Is Solar Waste a Problem?
A data-driven analysis of solar's waste problem compared to other energy sources
In rural communities across the United States, local residents are rejecting solar farms because of fears about their waste.
The idea has taken root among citizens’ groups fighting local solar proposals. Last year, fears that toxins would leach out of solar panels and contaminate soil and groundwater helped kill an Ohio solar project. In other communities, this narrative is fueling efforts to ban new solar farms outright.
Right-wing nonprofits—including many who receive money from fossil fuel donors—have seized on the opportunity, amplifying the message.
But a recent analysis of solar waste reveals that the problem is being exaggerated and stripped of important context.
Putting solar waste in context
Solar panels have finite lifetimes. They typically work well for about 25 to 35 years. When they break or become too degraded for normal use, they’re recycled, repurposed or thrown away. Today, due to the high cost of recycling and the limited market for used panels, the vast majority of decommissioned solar panels end up in landfills.
In 2016, IRENA found that cumulative global photovoltaic waste would reach an estimated 60 million metric tons by 2050. No matter how you slice it, 60 million metric tons of waste is a lot. That’s the weight of 180 Empire State Buildings. It’s like throwing away about 350 billion iPhone 14s.
But according to an analysis by researchers at NREL that was published last month in the journal Nature Physics, the scale of photovoltaic waste is tiny compared with that of the rest of the global waste stream.
The Nature Physics article notes that in the years since the 2016 IRENA report, solar panels’ lifetimes have gotten a lot longer, but the total solar capacity projected to be built as part of the energy transition has “increased dramatically.” The authors project that by 2050, cumulative global photovoltaic waste will fall somewhere in the range of 54 to 160 million metric tons.
But, unlike many past studies, the NREL researchers put this number in context of the broader waste stream.
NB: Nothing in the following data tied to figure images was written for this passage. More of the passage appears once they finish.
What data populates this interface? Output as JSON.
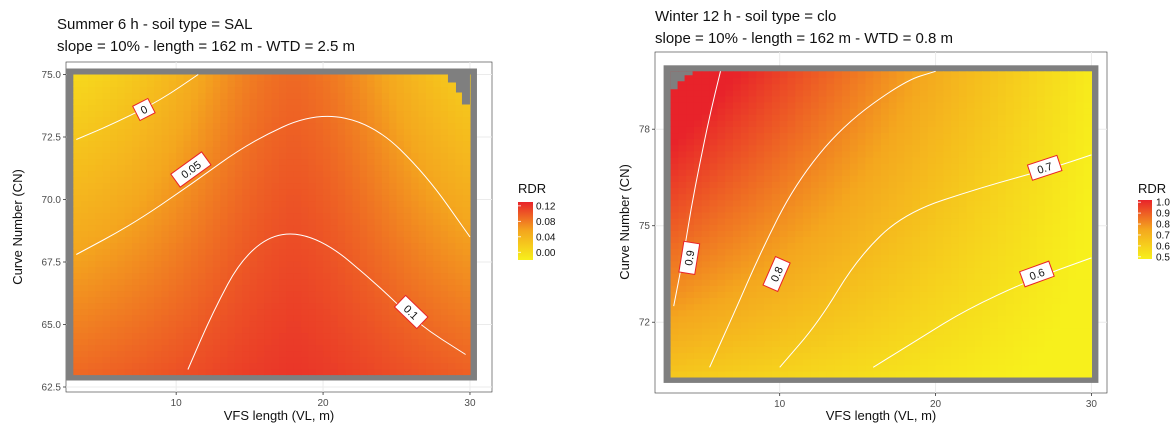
{
  "chart_data": [
    {
      "type": "heatmap",
      "title": "Summer 6 h - soil type = SAL",
      "subtitle": "slope = 10% - length = 162 m - WTD = 2.5 m",
      "xlabel": "VFS length (VL, m)",
      "ylabel": "Curve Number (CN)",
      "xlim": [
        2.5,
        31.5
      ],
      "ylim": [
        62.3,
        75.5
      ],
      "x_ticks": [
        10,
        20,
        30
      ],
      "x_tick_labels": [
        "10",
        "20",
        "30"
      ],
      "y_ticks": [
        62.5,
        65.0,
        67.5,
        70.0,
        72.5,
        75.0
      ],
      "y_tick_labels": [
        "62.5",
        "65.0",
        "67.5",
        "70.0",
        "72.5",
        "75.0"
      ],
      "data_x_range": [
        3,
        30
      ],
      "data_y_range": [
        63,
        75
      ],
      "legend_title": "RDR",
      "legend_ticks": [
        0.12,
        0.08,
        0.04,
        0.0
      ],
      "legend_tick_labels": [
        "0.12",
        "0.08",
        "0.04",
        "0.00"
      ],
      "color_range": [
        -0.02,
        0.13
      ],
      "color_low": "#f7f01c",
      "color_high": "#e8232a",
      "contour_levels": [
        "0",
        "0.05",
        "0.1"
      ],
      "contours": [
        {
          "level": "0",
          "points": [
            [
              3.2,
              72.4
            ],
            [
              6,
              73.1
            ],
            [
              9,
              74.0
            ],
            [
              11.5,
              75.0
            ]
          ],
          "label_at": [
            7.8,
            73.6
          ]
        },
        {
          "level": "0.05",
          "points": [
            [
              3.2,
              67.8
            ],
            [
              7,
              69.0
            ],
            [
              11,
              70.6
            ],
            [
              15,
              72.3
            ],
            [
              19.5,
              73.5
            ],
            [
              23.5,
              73.0
            ],
            [
              27,
              71.0
            ],
            [
              30,
              68.5
            ]
          ],
          "label_at": [
            11.0,
            71.2
          ]
        },
        {
          "level": "0.1",
          "points": [
            [
              10.8,
              63.2
            ],
            [
              12.5,
              65.5
            ],
            [
              14.5,
              67.7
            ],
            [
              17,
              68.75
            ],
            [
              20,
              68.4
            ],
            [
              23.5,
              66.7
            ],
            [
              26.5,
              65.0
            ],
            [
              29.7,
              63.8
            ]
          ],
          "label_at": [
            26.0,
            65.5
          ]
        }
      ]
    },
    {
      "type": "heatmap",
      "title": "Winter 12 h - soil type = clo",
      "subtitle": "slope = 10% - length = 162 m - WTD = 0.8 m",
      "xlabel": "VFS length (VL, m)",
      "ylabel": "Curve Number (CN)",
      "xlim": [
        2.0,
        31.0
      ],
      "ylim": [
        69.8,
        80.4
      ],
      "x_ticks": [
        10,
        20,
        30
      ],
      "x_tick_labels": [
        "10",
        "20",
        "30"
      ],
      "y_ticks": [
        72,
        75,
        78
      ],
      "y_tick_labels": [
        "72",
        "75",
        "78"
      ],
      "data_x_range": [
        3,
        30
      ],
      "data_y_range": [
        70.3,
        79.8
      ],
      "legend_title": "RDR",
      "legend_ticks": [
        1.0,
        0.9,
        0.8,
        0.7,
        0.6,
        0.5
      ],
      "legend_tick_labels": [
        "1.0",
        "0.9",
        "0.8",
        "0.7",
        "0.6",
        "0.5"
      ],
      "color_range": [
        0.48,
        1.02
      ],
      "color_low": "#f7f01c",
      "color_high": "#e8232a",
      "contour_levels": [
        "0.9",
        "0.8",
        "0.7",
        "0.6"
      ],
      "contours": [
        {
          "level": "0.9",
          "points": [
            [
              3.2,
              72.5
            ],
            [
              3.8,
              74.0
            ],
            [
              4.3,
              75.5
            ],
            [
              4.9,
              77.0
            ],
            [
              5.5,
              78.4
            ],
            [
              6.2,
              79.8
            ]
          ],
          "label_at": [
            4.2,
            74.0
          ]
        },
        {
          "level": "0.8",
          "points": [
            [
              5.5,
              70.6
            ],
            [
              7,
              72.2
            ],
            [
              8.8,
              74.2
            ],
            [
              11,
              76.3
            ],
            [
              14,
              78.1
            ],
            [
              18,
              79.5
            ],
            [
              20,
              79.8
            ]
          ],
          "label_at": [
            9.8,
            73.5
          ]
        },
        {
          "level": "0.7",
          "points": [
            [
              10,
              70.6
            ],
            [
              12.5,
              72.0
            ],
            [
              15,
              74.0
            ],
            [
              18,
              75.4
            ],
            [
              23,
              76.2
            ],
            [
              27.5,
              76.8
            ],
            [
              30,
              77.2
            ]
          ],
          "label_at": [
            27.0,
            76.8
          ]
        },
        {
          "level": "0.6",
          "points": [
            [
              16,
              70.6
            ],
            [
              19,
              71.5
            ],
            [
              22,
              72.4
            ],
            [
              26,
              73.3
            ],
            [
              30,
              74.0
            ]
          ],
          "label_at": [
            26.5,
            73.5
          ]
        }
      ]
    }
  ]
}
They estimate that over that same period, the world will have to deal with approximately 70 billion metric tons of municipal waste, 46 billion metric tons of coal ash, 12 billion metric tons of plastic waste, 2 billion metric tons of electronic waste, and 249 million metric tons of oily sludge.
Even in the worst-case scenario, coal will still be responsible for roughly 285 times more waste than solar between now and 2050. But the researchers estimate that there could be as much as 850 times more waste from coal than from solar over that period.
There’s also a lot of momentum behind efforts to expand recycling efforts and make the process more affordable as early solar installations continue to come offline, an option that has yet to prove scalable for fossil fuel byproducts like coal ash and oily sludge.
Solar waste isn’t as toxic as fossil fuel byproducts
And then there’s the other side to the controversy over photovoltaic waste.
The 2016 IRENA report identified lead, indium, gallium, selenium, cadmium and tellurium as human health hazards linked to solar panels. It warned that “[t]he risk that materials will leach out of the end-of-life product or its components to the environment is very significant.”
Other widely circulated lists of dangerous solar panel components have tacked on things like arsenic, germanium, hexavalent chromium, and perfluoroalkyl substances, better known as PFAS.
NREL’s researchers examined this problem, too. They found that the problem of toxic waste is much smaller than once thought.
Virtually all of the solar panels sold globally are made with just two types of photovoltaic modules. “We have not found any evidence,” the authors write, “that either of these PV technologies contain arsenic, gallium, germanium, hexavalent chromium or perfluoroalkyl substances.”
They add that, according to the International Energy Agency, “the only potential human health and environmental concerns” in commercial photovoltaic modules are trace amounts of lead in some panels and a relatively stable cadmium compound in others.
The latter makes up just 3% of the global photovoltaic market. It’s already possible for the cadmium and tellurium in those solar panels to be recovered, recycled, and kept out of landfills entirely.
Coal ash, oily sludge, and electronic waste are all laden with many dangerous toxins and aren’t always disposed of properly, putting communities near power plants, refineries, and landfills at risk.
Towards the end of their analysis, NREL’s researchers call on the solar industry to invest in longer-lasting panels and better recycling programs. Recycling, they argue, will be key to decarbonizing the PV supply chain and reducing waste.
However, they conclude, “Placing the expected PV module waste stream in context, the transition to replace fossil-based energy with renewables represents a substantial reduction in mass and toxicity of waste.”